Publication year - 2015
Publication title -
chemistry – a european journal
Language(s) - English
Resource type - Journals
SCImago Journal Rank - 1.687
H-Index - 242
eISSN - 1521-3765
pISSN - 0947-6539
DOI - 10.1002/chem.201405259
Subject(s) - molecular recognition , ring (chemistry) , hydrogen bond , chemistry , polysaccharide , antibody , computational biology , mutant , biology , stereochemistry , biochemistry , molecule , genetics , gene , organic chemistry
Recognition of furanosides (five‐membered ring sugars) by proteins plays important roles in host–pathogen interactions. In comparison to their six‐membered ring counterparts (pyranosides), detailed studies of the molecular motifs involved in the recognition of furanosides by proteins are scarce.
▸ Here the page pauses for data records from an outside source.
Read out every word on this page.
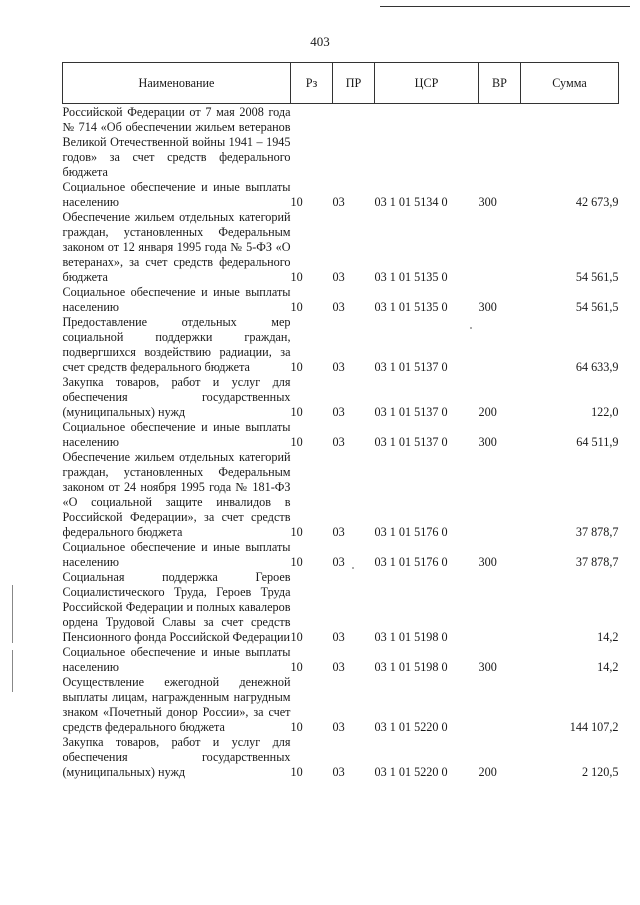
403
Наименование	Рз	ПР	ЦСР	ВР	Сумма

Российской Федерации от 7 мая 2008 года № 714 «Об обеспечении жильем ветеранов Великой Отечественной войны 1941 – 1945 годов» за счет средств федерального бюджета					

Социальное обеспечение и иные выплаты населению	10	03	03 1 01 5134 0	300	42 673,9

Обеспечение жильем отдельных категорий граждан, установленных Федеральным законом от 12 января 1995 года № 5-ФЗ «О ветеранах», за счет средств федерального бюджета	10	03	03 1 01 5135 0		54 561,5

Социальное обеспечение и иные выплаты населению	10	03	03 1 01 5135 0	300	54 561,5

Предоставление отдельных мер социальной поддержки граждан, подвергшихся воздействию радиации, за счет средств федерального бюджета	10	03	03 1 01 5137 0		64 633,9

Закупка товаров, работ и услуг для обеспечения государственных (муниципальных) нужд	10	03	03 1 01 5137 0	200	122,0

Социальное обеспечение и иные выплаты населению	10	03	03 1 01 5137 0	300	64 511,9

Обеспечение жильем отдельных категорий граждан, установленных Федеральным законом от 24 ноября 1995 года № 181-ФЗ «О социальной защите инвалидов в Российской Федерации», за счет средств федерального бюджета	10	03	03 1 01 5176 0		37 878,7

Социальное обеспечение и иные выплаты населению	10	03	03 1 01 5176 0	300	37 878,7

Социальная поддержка Героев Социалистического Труда, Героев Труда Российской Федерации и полных кавалеров ордена Трудовой Славы за счет средств Пенсионного фонда Российской Федерации	10	03	03 1 01 5198 0		14,2

Социальное обеспечение и иные выплаты населению	10	03	03 1 01 5198 0	300	14,2

Осуществление ежегодной денежной выплаты лицам, награжденным нагрудным знаком «Почетный донор России», за счет средств федерального бюджета	10	03	03 1 01 5220 0		144 107,2

Закупка товаров, работ и услуг для обеспечения государственных (муниципальных) нужд	10	03	03 1 01 5220 0	200	2 120,5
Here the first in‐depth molecular characterization of a furanoside–protein interaction system, between an antibody (CS‐35) and cell wall polysaccharides of mycobacteria, including the organism responsible for tuberculosis is reported. The approach was centered on the generation of the single chain variable fragment of CS‐35 and a rational library of its mutants. Investigating the interaction from various aspects revealed the structural motifs that govern the interaction, as well as the relative contribution of molecular forces involved in the recognition. The specificity of the recognition was shown to originate mainly from multiple CH–π interactions and, to a lesser degree, hydrogen bonds formed in critical distances and geometries.